Abstract

In 2012, the College of American Pathologists and American Society for Colposcopy and Cervical Pathology published the "LAST" recommendations for histopathology reporting of human papilloma virus-related squamous lesions of the lower anogenital tract, including the use of a 2-tier nomenclature (low-grade squamous intraepithelial lesion/high-grade squamous intraepithelial lesion [LSIL/HSIL]) and expanded use of the biomarker p16 to classify equivocal lesions as either precancer (HSIL) or low-grade lesions (LSIL)/non-human papilloma virus changes. We aimed to determine (1) the frequency with which the poorly reproducible diagnosis of intermediate-grade (-IN 2) lesion in the lower anogenital tract would be downgraded on the basis of p16 results, and (2) whether p16 status was predictive of subsequent higher-grade lesions.
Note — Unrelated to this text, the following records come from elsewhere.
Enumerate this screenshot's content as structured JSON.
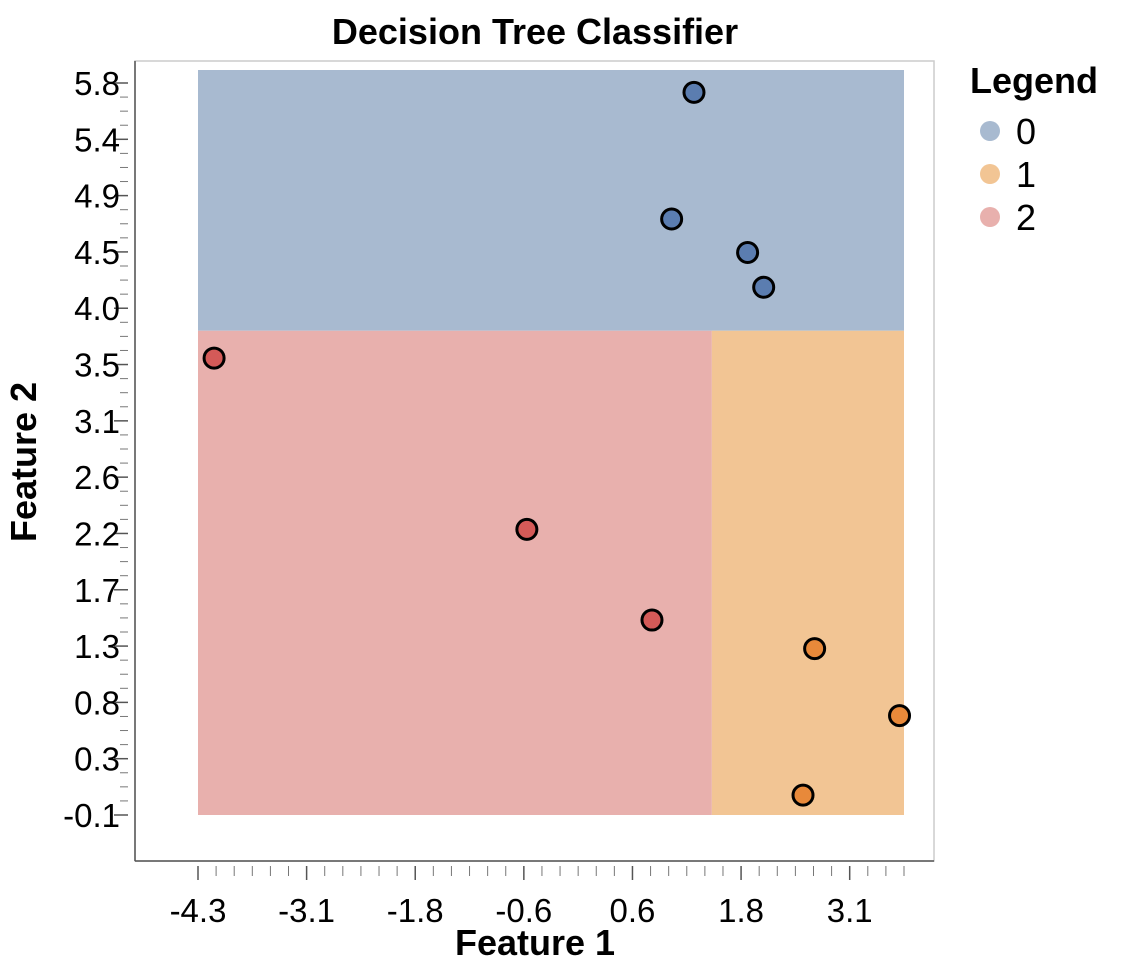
{
  "chart_data": {
    "type": "scatter",
    "title": "Decision Tree Classifier",
    "xlabel": "Feature 1",
    "ylabel": "Feature 2",
    "xlim": [
      -4.3,
      3.6
    ],
    "ylim": [
      -0.1,
      5.9
    ],
    "x_ticks": [
      "-4.3",
      "-3.1",
      "-1.8",
      "-0.6",
      "0.6",
      "1.8",
      "3.1"
    ],
    "y_ticks": [
      "5.8",
      "5.4",
      "4.9",
      "4.5",
      "4.0",
      "3.5",
      "3.1",
      "2.6",
      "2.2",
      "1.7",
      "1.3",
      "0.8",
      "0.3",
      "-0.1"
    ],
    "grid": false,
    "legend": {
      "title": "Legend",
      "placement": "right",
      "entries": [
        {
          "label": "0",
          "color": "#a8bad0"
        },
        {
          "label": "1",
          "color": "#f2c594"
        },
        {
          "label": "2",
          "color": "#e8b0ad"
        }
      ]
    },
    "regions": [
      {
        "class": "0",
        "x": [
          -4.3,
          3.6
        ],
        "y": [
          3.8,
          5.9
        ],
        "color": "#a8bad0"
      },
      {
        "class": "2",
        "x": [
          -4.3,
          1.45
        ],
        "y": [
          -0.1,
          3.8
        ],
        "color": "#e8b0ad"
      },
      {
        "class": "1",
        "x": [
          1.45,
          3.6
        ],
        "y": [
          -0.1,
          3.8
        ],
        "color": "#f2c594"
      }
    ],
    "series": [
      {
        "name": "0",
        "color": "#5b7db0",
        "points": [
          [
            1.25,
            5.72
          ],
          [
            1.0,
            4.7
          ],
          [
            1.85,
            4.43
          ],
          [
            2.03,
            4.15
          ]
        ]
      },
      {
        "name": "1",
        "color": "#e8893a",
        "points": [
          [
            2.6,
            1.24
          ],
          [
            3.55,
            0.7
          ],
          [
            2.47,
            0.06
          ]
        ]
      },
      {
        "name": "2",
        "color": "#d45a58",
        "points": [
          [
            -4.12,
            3.58
          ],
          [
            -0.62,
            2.2
          ],
          [
            0.78,
            1.47
          ]
        ]
      }
    ]
  }
}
A total of 200 specimens diagnosed as an intermediate-grade (-IN 2) lesion of the cervix (168), vagina (2), vulva (2), and anus (28) were reviewed and immunostained for p16. Slides were independently reviewed by 2 pathologists, with discrepant p16 interpretations adjudicated by a third pathologist. Of the 200 cases, 32% were negative for p16. Among the 166 patients with subsequent pathology (including 131 excisions), 26.2% of p16-positive cases versus 4.4% of p16-negative cases were associated with a subsequent diagnosis of HSIL (-IN 3) or worse (P=0.002). Reproducibility of the biopsy diagnosis was fair, with no significant difference with the addition of p16 or using 2 versus 3 tiers. In 11.5% of cases, there was discordance in p16 interpretation (κ 0.735, good agreement). The results indicate that using the Lower Anogenital Squamous Terminology recommendations would result in approximately one third of equivocal (-IN 2) diagnoses being downgraded to LSIL over 1 year in a busy academic practice. The significant association of p16 expression with a higher risk for HSIL on a subsequent specimen suggests that use of p16 to adjudicate equivocal (-IN 2) diagnoses in lower anogenital tract specimens as either LSIL or HSIL would likely predict lesion grade more accurately and avoid unnecessary excisional procedures.